Tom, Are you still having this problem? Perhaps I can get access to your test system and debug gfs2_grow manually from there. Bob
Bob Since GFS2 was pushed back, I am using the storage on another cluster. Let me see if I have enough space so you can test it... If I have enough, send me your personal email and will let you know the details Tom
I'm waiting to hear back on this, but the test is impacted by the move in Westford. Until then, I'm putting the bug record in NEEDINFO.
This has been in NEEDINFO for long enough that it can't reasonably be considered high priority any more.
This still looks like a possible dm multipath problem to me.
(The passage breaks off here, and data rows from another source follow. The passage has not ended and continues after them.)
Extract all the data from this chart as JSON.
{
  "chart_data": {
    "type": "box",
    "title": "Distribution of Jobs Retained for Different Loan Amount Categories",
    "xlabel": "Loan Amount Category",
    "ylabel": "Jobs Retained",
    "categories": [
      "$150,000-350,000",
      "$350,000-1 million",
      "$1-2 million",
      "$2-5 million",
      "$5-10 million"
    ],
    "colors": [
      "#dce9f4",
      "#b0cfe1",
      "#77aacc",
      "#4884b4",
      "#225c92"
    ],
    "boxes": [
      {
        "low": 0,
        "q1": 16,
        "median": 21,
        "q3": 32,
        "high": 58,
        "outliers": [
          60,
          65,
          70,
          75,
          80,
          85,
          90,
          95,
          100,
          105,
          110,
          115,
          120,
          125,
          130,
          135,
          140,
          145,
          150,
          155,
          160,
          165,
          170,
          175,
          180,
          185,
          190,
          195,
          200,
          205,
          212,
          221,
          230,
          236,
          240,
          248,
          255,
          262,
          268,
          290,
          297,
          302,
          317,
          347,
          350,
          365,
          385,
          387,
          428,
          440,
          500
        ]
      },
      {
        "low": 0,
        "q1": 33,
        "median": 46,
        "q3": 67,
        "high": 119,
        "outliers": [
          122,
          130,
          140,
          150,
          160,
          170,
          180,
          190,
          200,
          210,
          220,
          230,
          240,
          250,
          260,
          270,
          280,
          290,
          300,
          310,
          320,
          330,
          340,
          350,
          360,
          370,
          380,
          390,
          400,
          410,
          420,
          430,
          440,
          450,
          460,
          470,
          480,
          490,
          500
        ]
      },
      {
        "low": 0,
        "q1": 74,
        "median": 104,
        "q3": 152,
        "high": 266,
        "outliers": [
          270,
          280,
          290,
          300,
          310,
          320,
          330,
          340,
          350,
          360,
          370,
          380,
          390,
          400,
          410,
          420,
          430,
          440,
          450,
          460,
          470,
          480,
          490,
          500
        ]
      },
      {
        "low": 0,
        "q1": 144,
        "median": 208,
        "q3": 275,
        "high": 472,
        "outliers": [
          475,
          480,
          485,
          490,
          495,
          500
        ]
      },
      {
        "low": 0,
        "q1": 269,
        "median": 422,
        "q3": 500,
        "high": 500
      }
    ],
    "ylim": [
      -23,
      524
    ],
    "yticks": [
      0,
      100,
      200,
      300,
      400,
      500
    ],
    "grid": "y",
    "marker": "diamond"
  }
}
I'm assuming this is a duplicate of bug #426030, but I have no way to prove it. This bug has hit the six-month limit in NEEDINFO, so I'm closing it as INSUFFICIENT_DATA. I'm assuming the problem will be pursued in bug #426030. If the problem can be reproduced, we can always reopen this bug record.